Peppercress Lepidium solandri

Key Features

  • Grey green or dark brown, deeply tap-rooted herb with a rosette of linear, pinnate, basal leaves up to 10 cm long. Erect, branched flowering stems with smaller leaves bear abundant tiny scented flowers which in female plants turn into small capsules 3-5 mm long. Separate male and female plants are unique within the family (Brassicaceae).
  • This species was formerly known as Lepidium sisymbrioides subsp. sisymbrioides and L. sisymbrioides subsp. matau.

Distribution and Habitat

  • Endemic to the South Island, east of the main divide from north Canterbury to Central Otago (Galloway district, Manuherikia Valley).
  • Short and tall tussock grassland, bare hillsides, salt pans, grey scrub and other poorly vegetated ground.

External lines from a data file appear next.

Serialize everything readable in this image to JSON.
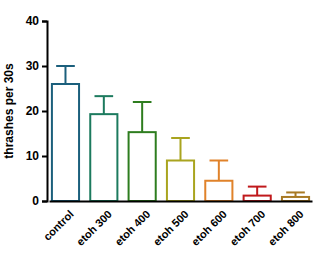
{
  "chart_data": {
    "type": "bar",
    "y_label": "thrashes per 30s",
    "categories": [
      "control",
      "etoh 300",
      "etoh 400",
      "etoh 500",
      "etoh 600",
      "etoh 700",
      "etoh 800"
    ],
    "values": [
      26,
      19.3,
      15.3,
      9,
      4.5,
      1.2,
      0.9
    ],
    "errors": [
      4,
      4,
      6.7,
      5,
      4.5,
      2,
      1
    ],
    "colors": [
      "#1b5f7c",
      "#1c7a5e",
      "#2e7d1f",
      "#a9a41f",
      "#e0822a",
      "#c0191c",
      "#a87a24"
    ],
    "ylim": [
      0,
      40
    ],
    "yticks": [
      0,
      10,
      20,
      30,
      40
    ]
  }
}
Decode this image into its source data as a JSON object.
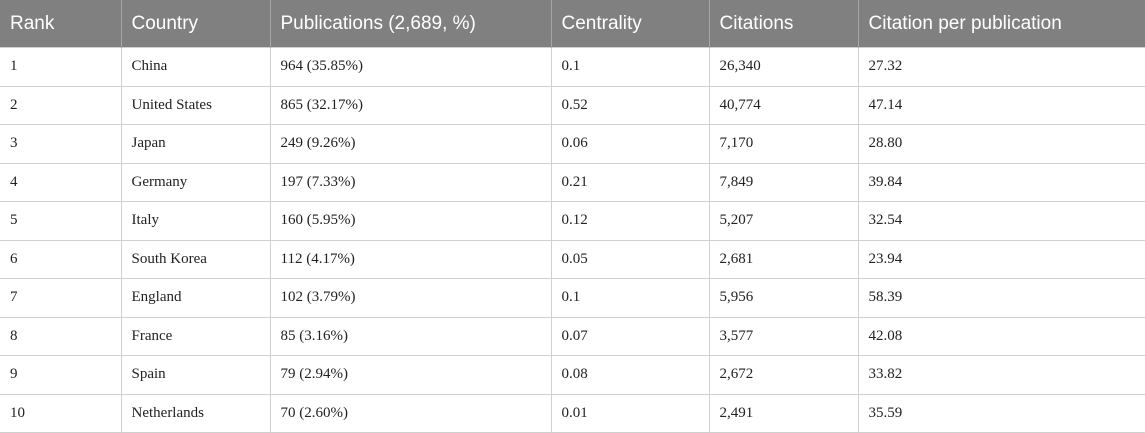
{
  "table": {
    "header": [
      "Rank",
      "Country",
      "Publications (2,689, %)",
      "Centrality",
      "Citations",
      "Citation per publication"
    ],
    "rows": [
      [
        "1",
        "China",
        "964 (35.85%)",
        "0.1",
        "26,340",
        "27.32"
      ],
      [
        "2",
        "United States",
        "865 (32.17%)",
        "0.52",
        "40,774",
        "47.14"
      ],
      [
        "3",
        "Japan",
        "249 (9.26%)",
        "0.06",
        "7,170",
        "28.80"
      ],
      [
        "4",
        "Germany",
        "197 (7.33%)",
        "0.21",
        "7,849",
        "39.84"
      ],
      [
        "5",
        "Italy",
        "160 (5.95%)",
        "0.12",
        "5,207",
        "32.54"
      ],
      [
        "6",
        "South Korea",
        "112 (4.17%)",
        "0.05",
        "2,681",
        "23.94"
      ],
      [
        "7",
        "England",
        "102 (3.79%)",
        "0.1",
        "5,956",
        "58.39"
      ],
      [
        "8",
        "France",
        "85 (3.16%)",
        "0.07",
        "3,577",
        "42.08"
      ],
      [
        "9",
        "Spain",
        "79 (2.94%)",
        "0.08",
        "2,672",
        "33.82"
      ],
      [
        "10",
        "Netherlands",
        "70 (2.60%)",
        "0.01",
        "2,491",
        "35.59"
      ]
    ]
  }
}
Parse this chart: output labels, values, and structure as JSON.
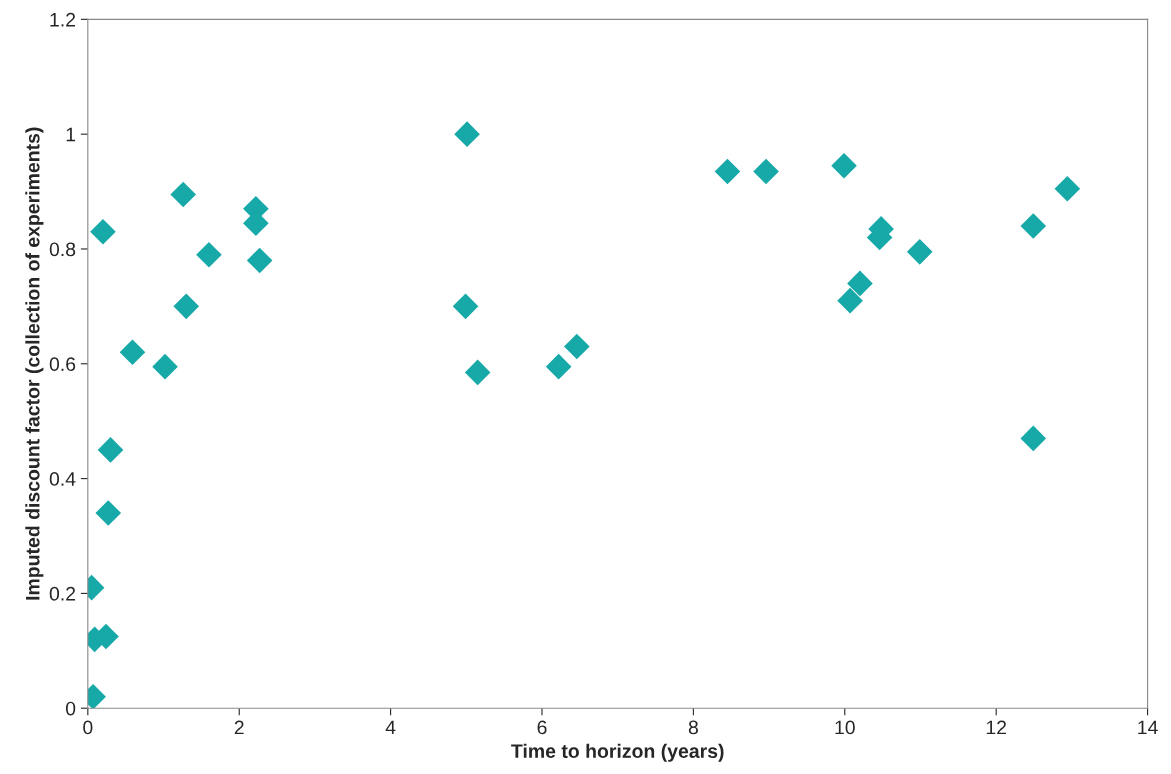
{
  "chart_data": {
    "type": "scatter",
    "xlabel": "Time to horizon (years)",
    "ylabel": "Imputed discount factor (collection of experiments)",
    "x": [
      0.05,
      0.07,
      0.09,
      0.2,
      0.24,
      0.27,
      0.3,
      0.59,
      1.02,
      1.26,
      1.3,
      1.6,
      2.22,
      2.22,
      2.27,
      4.99,
      5.01,
      5.15,
      6.22,
      6.46,
      8.45,
      8.96,
      9.99,
      10.07,
      10.2,
      10.46,
      10.48,
      10.99,
      12.49,
      12.49,
      12.94
    ],
    "values": [
      0.21,
      0.02,
      0.12,
      0.83,
      0.125,
      0.34,
      0.45,
      0.62,
      0.595,
      0.895,
      0.7,
      0.79,
      0.87,
      0.845,
      0.78,
      0.7,
      1.0,
      0.585,
      0.595,
      0.63,
      0.935,
      0.935,
      0.945,
      0.71,
      0.74,
      0.82,
      0.835,
      0.795,
      0.84,
      0.47,
      0.905
    ],
    "color": "#17a8a8",
    "marker": "diamond",
    "grid": false,
    "xlim": [
      0,
      14
    ],
    "xticks": [
      0,
      2,
      4,
      6,
      8,
      10,
      12,
      14
    ],
    "ylim": [
      0,
      1.2
    ],
    "yticks": [
      0,
      0.2,
      0.4,
      0.6,
      0.8,
      1,
      1.2
    ]
  }
}
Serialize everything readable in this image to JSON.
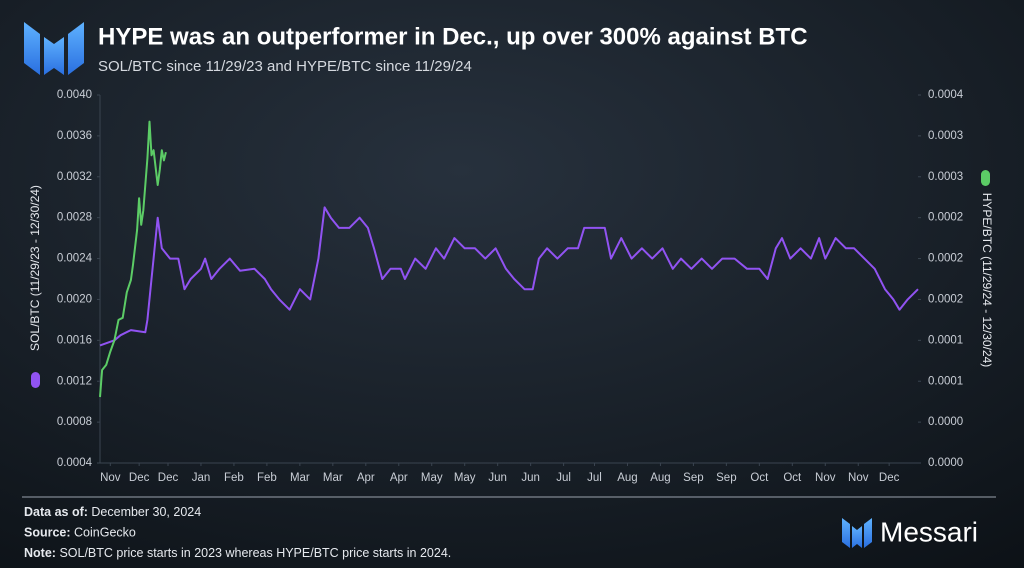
{
  "chart_data": {
    "type": "line",
    "title": "HYPE was an outperformer in Dec., up over 300% against BTC",
    "subtitle": "SOL/BTC since 11/29/23 and HYPE/BTC since 11/29/24",
    "ylabel": "SOL/BTC (11/29/23 - 12/30/24)",
    "y2label": "HYPE/BTC (11/29/24 - 12/30/24)",
    "xlim": [
      0,
      397
    ],
    "xticks": [
      {
        "value": 5,
        "label": "Nov"
      },
      {
        "value": 19,
        "label": "Dec"
      },
      {
        "value": 33,
        "label": "Dec"
      },
      {
        "value": 49,
        "label": "Jan"
      },
      {
        "value": 65,
        "label": "Feb"
      },
      {
        "value": 81,
        "label": "Feb"
      },
      {
        "value": 97,
        "label": "Mar"
      },
      {
        "value": 113,
        "label": "Mar"
      },
      {
        "value": 129,
        "label": "Apr"
      },
      {
        "value": 145,
        "label": "Apr"
      },
      {
        "value": 161,
        "label": "May"
      },
      {
        "value": 177,
        "label": "May"
      },
      {
        "value": 193,
        "label": "Jun"
      },
      {
        "value": 209,
        "label": "Jun"
      },
      {
        "value": 225,
        "label": "Jul"
      },
      {
        "value": 240,
        "label": "Jul"
      },
      {
        "value": 256,
        "label": "Aug"
      },
      {
        "value": 272,
        "label": "Aug"
      },
      {
        "value": 288,
        "label": "Sep"
      },
      {
        "value": 304,
        "label": "Sep"
      },
      {
        "value": 320,
        "label": "Oct"
      },
      {
        "value": 336,
        "label": "Oct"
      },
      {
        "value": 352,
        "label": "Nov"
      },
      {
        "value": 368,
        "label": "Nov"
      },
      {
        "value": 383,
        "label": "Dec"
      }
    ],
    "ylim": [
      0.0004,
      0.004
    ],
    "yticks": [
      0.0004,
      0.0008,
      0.0012,
      0.0016,
      {
        "value": 0.002,
        "label": "0.0020"
      },
      0.0024,
      0.0028,
      0.0032,
      0.0036,
      {
        "value": 0.004,
        "label": "0.0040"
      }
    ],
    "y2lim": [
      0,
      0.00036
    ],
    "y2ticks": [
      {
        "value": 0,
        "label": "0.0000"
      },
      {
        "value": 4e-05,
        "label": "0.0000"
      },
      {
        "value": 8e-05,
        "label": "0.0001"
      },
      {
        "value": 0.00012,
        "label": "0.0001"
      },
      {
        "value": 0.00016,
        "label": "0.0002"
      },
      {
        "value": 0.0002,
        "label": "0.0002"
      },
      {
        "value": 0.00024,
        "label": "0.0002"
      },
      {
        "value": 0.00028,
        "label": "0.0003"
      },
      {
        "value": 0.00032,
        "label": "0.0003"
      },
      {
        "value": 0.00036,
        "label": "0.0004"
      }
    ],
    "grid": false,
    "series": [
      {
        "name": "SOL/BTC",
        "color": "#9153f2",
        "axis": "y",
        "x": [
          0,
          7,
          10,
          15,
          22,
          23,
          25,
          28,
          30,
          34,
          38,
          41,
          44,
          49,
          51,
          54,
          58,
          63,
          68,
          75,
          80,
          83,
          87,
          92,
          97,
          102,
          106,
          109,
          112,
          116,
          121,
          126,
          130,
          133,
          137,
          141,
          146,
          148,
          153,
          158,
          163,
          167,
          172,
          177,
          182,
          187,
          192,
          197,
          201,
          206,
          210,
          213,
          217,
          222,
          227,
          232,
          235,
          240,
          245,
          248,
          253,
          258,
          263,
          268,
          273,
          278,
          282,
          287,
          292,
          297,
          302,
          308,
          314,
          320,
          324,
          328,
          331,
          335,
          340,
          345,
          349,
          352,
          357,
          362,
          366,
          371,
          376,
          381,
          385,
          388,
          392,
          397
        ],
        "values": [
          0.00155,
          0.0016,
          0.00165,
          0.0017,
          0.00168,
          0.0018,
          0.0022,
          0.0028,
          0.0025,
          0.0024,
          0.0024,
          0.0021,
          0.0022,
          0.0023,
          0.0024,
          0.0022,
          0.0023,
          0.0024,
          0.00228,
          0.0023,
          0.0022,
          0.0021,
          0.002,
          0.0019,
          0.0021,
          0.002,
          0.0024,
          0.0029,
          0.0028,
          0.0027,
          0.0027,
          0.0028,
          0.0027,
          0.0025,
          0.0022,
          0.0023,
          0.0023,
          0.0022,
          0.0024,
          0.0023,
          0.0025,
          0.0024,
          0.0026,
          0.0025,
          0.0025,
          0.0024,
          0.0025,
          0.0023,
          0.0022,
          0.0021,
          0.0021,
          0.0024,
          0.0025,
          0.0024,
          0.0025,
          0.0025,
          0.0027,
          0.0027,
          0.0027,
          0.0024,
          0.0026,
          0.0024,
          0.0025,
          0.0024,
          0.0025,
          0.0023,
          0.0024,
          0.0023,
          0.0024,
          0.0023,
          0.0024,
          0.0024,
          0.0023,
          0.0023,
          0.0022,
          0.0025,
          0.0026,
          0.0024,
          0.0025,
          0.0024,
          0.0026,
          0.0024,
          0.0026,
          0.0025,
          0.0025,
          0.0024,
          0.0023,
          0.0021,
          0.002,
          0.0019,
          0.002,
          0.0021
        ]
      },
      {
        "name": "HYPE/BTC",
        "color": "#5ccc66",
        "axis": "y2",
        "x": [
          0,
          1,
          3,
          5,
          7,
          9,
          11,
          13,
          15,
          16,
          18,
          19,
          20,
          21,
          23,
          24,
          25,
          26,
          28,
          29,
          30,
          31,
          32
        ],
        "values": [
          6.46e-05,
          9.1e-05,
          9.6e-05,
          0.000109,
          0.00012,
          0.00014,
          0.000142,
          0.000167,
          0.000179,
          0.000194,
          0.000228,
          0.000259,
          0.000233,
          0.000247,
          0.000298,
          0.000334,
          0.000301,
          0.000306,
          0.000272,
          0.000287,
          0.000306,
          0.000296,
          0.000304
        ]
      }
    ]
  },
  "footer": {
    "notes": [
      {
        "label": "Data as of:",
        "text": "December 30, 2024"
      },
      {
        "label": "Source:",
        "text": "CoinGecko"
      },
      {
        "label": "Note:",
        "text": "SOL/BTC price starts in 2023 whereas HYPE/BTC price starts in 2024."
      }
    ],
    "brand": "Messari"
  }
}
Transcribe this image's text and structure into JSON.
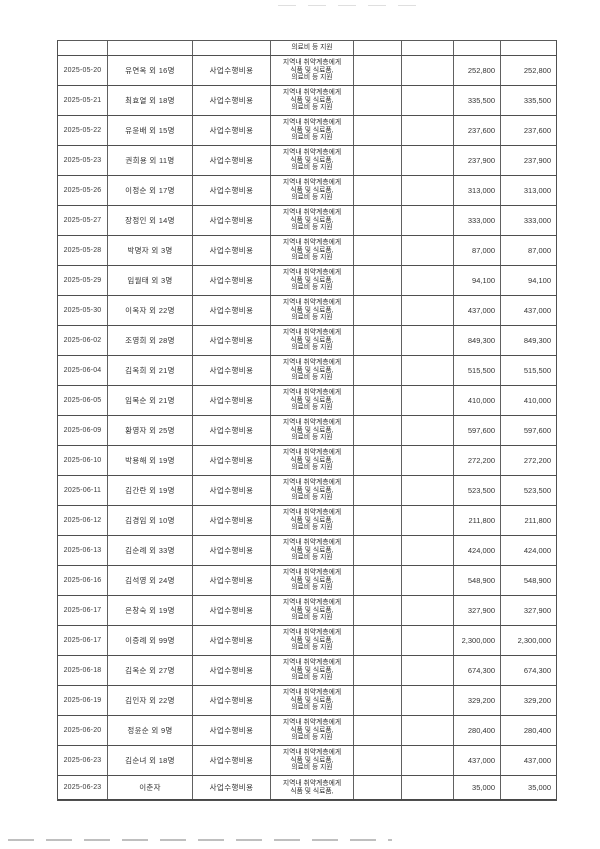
{
  "document": {
    "kind": "scanned-expense-ledger",
    "language": "ko",
    "colors": {
      "paper": "#ffffff",
      "ink": "#303030",
      "border": "#4f4f4f"
    }
  },
  "table": {
    "column_names": [
      "date",
      "name",
      "category",
      "description",
      "empty1",
      "empty2",
      "amount1",
      "amount2"
    ],
    "rows": [
      {
        "partial": true,
        "date": "",
        "name": "",
        "category": "",
        "description": "의료비 등 지원",
        "amount1": "",
        "amount2": ""
      },
      {
        "date": "2025-05-20",
        "name": "유연옥 외 16명",
        "category": "사업수행비용",
        "description": "지역내 취약계층에게\n식품 및 식료품,\n의료비 등 지원",
        "amount1": "252,800",
        "amount2": "252,800"
      },
      {
        "date": "2025-05-21",
        "name": "최효열 외 18명",
        "category": "사업수행비용",
        "description": "지역내 취약계층에게\n식품 및 식료품,\n의료비 등 지원",
        "amount1": "335,500",
        "amount2": "335,500"
      },
      {
        "date": "2025-05-22",
        "name": "유윤배 외 15명",
        "category": "사업수행비용",
        "description": "지역내 취약계층에게\n식품 및 식료품,\n의료비 등 지원",
        "amount1": "237,600",
        "amount2": "237,600"
      },
      {
        "date": "2025-05-23",
        "name": "권희용 외 11명",
        "category": "사업수행비용",
        "description": "지역내 취약계층에게\n식품 및 식료품,\n의료비 등 지원",
        "amount1": "237,900",
        "amount2": "237,900"
      },
      {
        "date": "2025-05-26",
        "name": "이정순 외 17명",
        "category": "사업수행비용",
        "description": "지역내 취약계층에게\n식품 및 식료품,\n의료비 등 지원",
        "amount1": "313,000",
        "amount2": "313,000"
      },
      {
        "date": "2025-05-27",
        "name": "장정인 외 14명",
        "category": "사업수행비용",
        "description": "지역내 취약계층에게\n식품 및 식료품,\n의료비 등 지원",
        "amount1": "333,000",
        "amount2": "333,000"
      },
      {
        "date": "2025-05-28",
        "name": "박명자 외 3명",
        "category": "사업수행비용",
        "description": "지역내 취약계층에게\n식품 및 식료품,\n의료비 등 지원",
        "amount1": "87,000",
        "amount2": "87,000"
      },
      {
        "date": "2025-05-29",
        "name": "임월태 외 3명",
        "category": "사업수행비용",
        "description": "지역내 취약계층에게\n식품 및 식료품,\n의료비 등 지원",
        "amount1": "94,100",
        "amount2": "94,100"
      },
      {
        "date": "2025-05-30",
        "name": "이옥자 외 22명",
        "category": "사업수행비용",
        "description": "지역내 취약계층에게\n식품 및 식료품,\n의료비 등 지원",
        "amount1": "437,000",
        "amount2": "437,000"
      },
      {
        "date": "2025-06-02",
        "name": "조영희 외 28명",
        "category": "사업수행비용",
        "description": "지역내 취약계층에게\n식품 및 식료품,\n의료비 등 지원",
        "amount1": "849,300",
        "amount2": "849,300"
      },
      {
        "date": "2025-06-04",
        "name": "김옥희 외 21명",
        "category": "사업수행비용",
        "description": "지역내 취약계층에게\n식품 및 식료품,\n의료비 등 지원",
        "amount1": "515,500",
        "amount2": "515,500"
      },
      {
        "date": "2025-06-05",
        "name": "임복순 외 21명",
        "category": "사업수행비용",
        "description": "지역내 취약계층에게\n식품 및 식료품,\n의료비 등 지원",
        "amount1": "410,000",
        "amount2": "410,000"
      },
      {
        "date": "2025-06-09",
        "name": "황영자 외 25명",
        "category": "사업수행비용",
        "description": "지역내 취약계층에게\n식품 및 식료품,\n의료비 등 지원",
        "amount1": "597,600",
        "amount2": "597,600"
      },
      {
        "date": "2025-06-10",
        "name": "박용해 외 19명",
        "category": "사업수행비용",
        "description": "지역내 취약계층에게\n식품 및 식료품,\n의료비 등 지원",
        "amount1": "272,200",
        "amount2": "272,200"
      },
      {
        "date": "2025-06-11",
        "name": "김간란 외 19명",
        "category": "사업수행비용",
        "description": "지역내 취약계층에게\n식품 및 식료품,\n의료비 등 지원",
        "amount1": "523,500",
        "amount2": "523,500"
      },
      {
        "date": "2025-06-12",
        "name": "김경임 외 10명",
        "category": "사업수행비용",
        "description": "지역내 취약계층에게\n식품 및 식료품,\n의료비 등 지원",
        "amount1": "211,800",
        "amount2": "211,800"
      },
      {
        "date": "2025-06-13",
        "name": "김순례 외 33명",
        "category": "사업수행비용",
        "description": "지역내 취약계층에게\n식품 및 식료품,\n의료비 등 지원",
        "amount1": "424,000",
        "amount2": "424,000"
      },
      {
        "date": "2025-06-16",
        "name": "김석영 외 24명",
        "category": "사업수행비용",
        "description": "지역내 취약계층에게\n식품 및 식료품,\n의료비 등 지원",
        "amount1": "548,900",
        "amount2": "548,900"
      },
      {
        "date": "2025-06-17",
        "name": "은창숙 외 19명",
        "category": "사업수행비용",
        "description": "지역내 취약계층에게\n식품 및 식료품,\n의료비 등 지원",
        "amount1": "327,900",
        "amount2": "327,900"
      },
      {
        "date": "2025-06-17",
        "name": "이증례 외 99명",
        "category": "사업수행비용",
        "description": "지역내 취약계층에게\n식품 및 식료품,\n의료비 등 지원",
        "amount1": "2,300,000",
        "amount2": "2,300,000"
      },
      {
        "date": "2025-06-18",
        "name": "김옥순 외 27명",
        "category": "사업수행비용",
        "description": "지역내 취약계층에게\n식품 및 식료품,\n의료비 등 지원",
        "amount1": "674,300",
        "amount2": "674,300"
      },
      {
        "date": "2025-06-19",
        "name": "김인자 외 22명",
        "category": "사업수행비용",
        "description": "지역내 취약계층에게\n식품 및 식료품,\n의료비 등 지원",
        "amount1": "329,200",
        "amount2": "329,200"
      },
      {
        "date": "2025-06-20",
        "name": "정윤순 외 9명",
        "category": "사업수행비용",
        "description": "지역내 취약계층에게\n식품 및 식료품,\n의료비 등 지원",
        "amount1": "280,400",
        "amount2": "280,400"
      },
      {
        "date": "2025-06-23",
        "name": "김순녀 외 18명",
        "category": "사업수행비용",
        "description": "지역내 취약계층에게\n식품 및 식료품,\n의료비 등 지원",
        "amount1": "437,000",
        "amount2": "437,000"
      },
      {
        "short": true,
        "date": "2025-06-23",
        "name": "이춘자",
        "category": "사업수행비용",
        "description": "지역내 취약계층에게\n식품 및 식료품,",
        "amount1": "35,000",
        "amount2": "35,000"
      }
    ]
  }
}
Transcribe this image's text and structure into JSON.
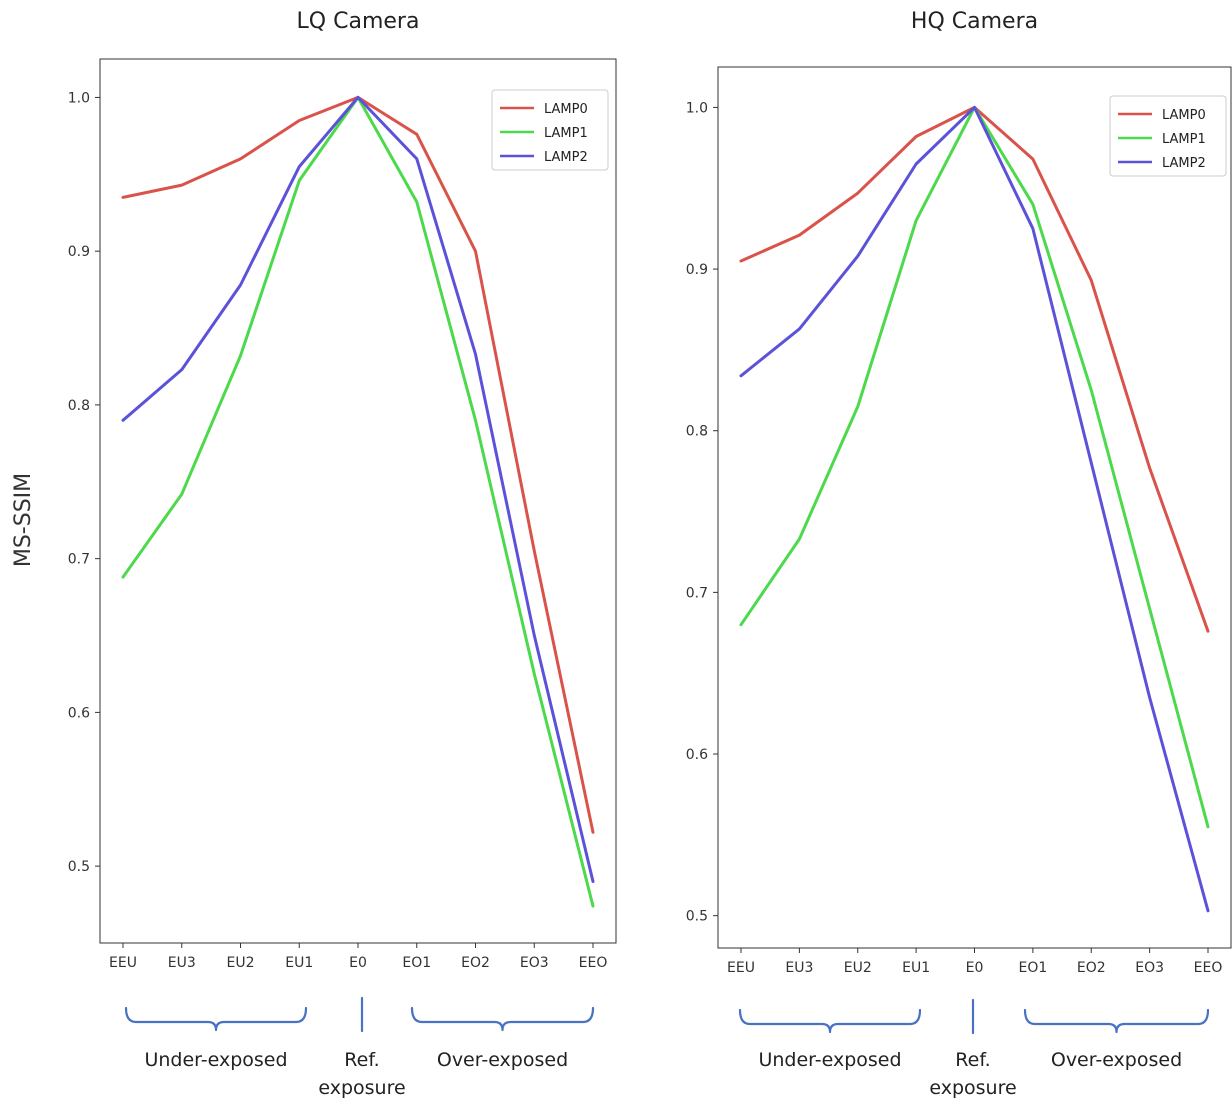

On open clay or salt pans, limestone talus, gravel veneers overlying schist, mudstone, or eroded silts and clays.

Threats

  • Habitat modification and loss.
  • Animal browsing.
  • Competition with exotic plants (e.g. thyme).
  • Seed predation by invertebrates.

Management Opportunities

  • Survey for new locations.
  • Mark known sites.
  • Protection of habitat.
  • Propagation of plants for re-establishment at appropriate sites.
  • Weed control.
  • Avoid afforestation of known sites.

Monitoring Options

  • Check existing populations annually.
  • Report new locations to DOC, NZPCN.

Further Information and Support

  • New Zealand Plant Conservation Network (NZPCN). http://www.nzpcn.org.nz
  • Weed and pest animal management - Department of Conservation, Regional Councils.
  • References
    • Dopson, S.R.; de Lange, P.J.; Ogle, C.C.; Rance, B.D.; Courtney, S. & Molloy, J. (1999). The conservation requirements of New Zealand’s nationally threatened vascular plants. Threatened Species Occasional Publication 13. Department of Conservation, Wellington.
    • Allen, R.B. (2000) Inland Lepidium recovery plan. Threatened Species Recovery Plan 32. Department of Conservation, Wellington.
    • Peter de Lange, Peter Heenan, David Norton, Jeremy Rolfe and John Sawyer (2010). Threatened Plants of New Zealand. Canterbury University Press, Christchurch. 472 pp.
    • Heenan P.B., Mitchell A.D, McLenachan P.A., Lockhart P.J., and de Lange P.J. (2008). Natural variation and conservation of Lepidium sisymbrioides Hook. f. and L. solandri Kirk (Brassicaceae) in South Island, New Zealand, based on morphological and DNA sequence data. New Zealand Journal of Botany 45: 237–264.